Impossible Dates, in Greece, Rome and the Shire.





Today (23 September) is the birthday of Augustus Caesar, and yesterday was the birthday of Bilbo and Frodo Baggins. So it is entirely meet, fitting, and proper to write about a little known parallel between the Rome and the Shire. 

cum aliquos numquam soluturos significare uult, 'ad K(a)l(endas) Graecas soluturos' ait. 

When [Augustus] wished to indicate that some people would never pay their debts, he said that they would pay them 'on the Greek Kalends.' 
Suetonius, Augustus, 87.1

The first day of every Roman month was known as 'the Kalends' of that month (hence our 'calendar'). Since Greeks did not use the Roman calendar, there could be no 'Greek Kalends'. 

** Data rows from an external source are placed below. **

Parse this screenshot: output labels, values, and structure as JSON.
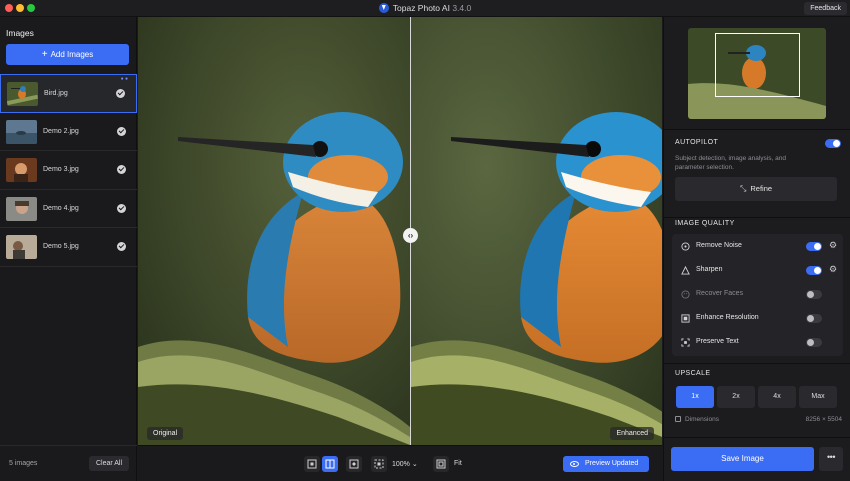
{
  "titlebar": {
    "app_name": "Topaz Photo AI",
    "version": "3.4.0",
    "feedback_label": "Feedback"
  },
  "sidebar": {
    "title": "Images",
    "add_label": "Add Images",
    "items": [
      {
        "name": "Bird.jpg",
        "selected": true
      },
      {
        "name": "Demo 2.jpg",
        "selected": false
      },
      {
        "name": "Demo 3.jpg",
        "selected": false
      },
      {
        "name": "Demo 4.jpg",
        "selected": false
      },
      {
        "name": "Demo 5.jpg",
        "selected": false
      }
    ],
    "count_label": "5 images",
    "clear_label": "Clear All"
  },
  "canvas": {
    "original_label": "Original",
    "enhanced_label": "Enhanced",
    "handle_glyph": "‹›"
  },
  "toolbar": {
    "zoom_value": "100%",
    "fit_label": "Fit",
    "preview_label": "Preview Updated"
  },
  "autopilot": {
    "title": "AUTOPILOT",
    "enabled": true,
    "description": "Subject detection, image analysis, and parameter selection.",
    "refine_label": "Refine"
  },
  "image_quality": {
    "title": "IMAGE QUALITY",
    "rows": [
      {
        "label": "Remove Noise",
        "enabled": true,
        "icon": "noise-icon",
        "has_settings": true
      },
      {
        "label": "Sharpen",
        "enabled": true,
        "icon": "triangle-icon",
        "has_settings": true
      },
      {
        "label": "Recover Faces",
        "enabled": false,
        "icon": "face-icon",
        "has_settings": false
      },
      {
        "label": "Enhance Resolution",
        "enabled": false,
        "icon": "resolution-icon",
        "has_settings": false
      },
      {
        "label": "Preserve Text",
        "enabled": false,
        "icon": "text-icon",
        "has_settings": false
      }
    ]
  },
  "upscale": {
    "title": "UPSCALE",
    "options": [
      "1x",
      "2x",
      "4x",
      "Max"
    ],
    "selected": "1x",
    "dimensions_label": "Dimensions",
    "dimensions_value": "8256 × 5504"
  },
  "save": {
    "save_label": "Save Image",
    "more_label": "•••"
  },
  "colors": {
    "accent": "#3b6cf4",
    "background": "#1a1a1c",
    "panel": "#1c1c1f"
  }
}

Meanwhile in the Shire the first day of a non-existent month also gave rise to a joke:

It will be noted if one glances at a Shire Calendar, that the only weekday on which no month began was Friday. It thus became a jesting idiom in the Shire to speak of 'on Friday the first' when referring to a day that did not exist. or to a day on which very unlikely events such as the flying of pigs or (in the Shire) the walking of trees might occur. In full the expression was 'on Friday the first of Summerfilth'.
(RK App. D 1109 n. 2)

The month 'Summerfilth' does not exist. It is a play on 'Winterfilth', which is roughly equivalent with October, a name Tolkien derived, Winterfylleþ, the first month of Winter among the Anglo-Saxons.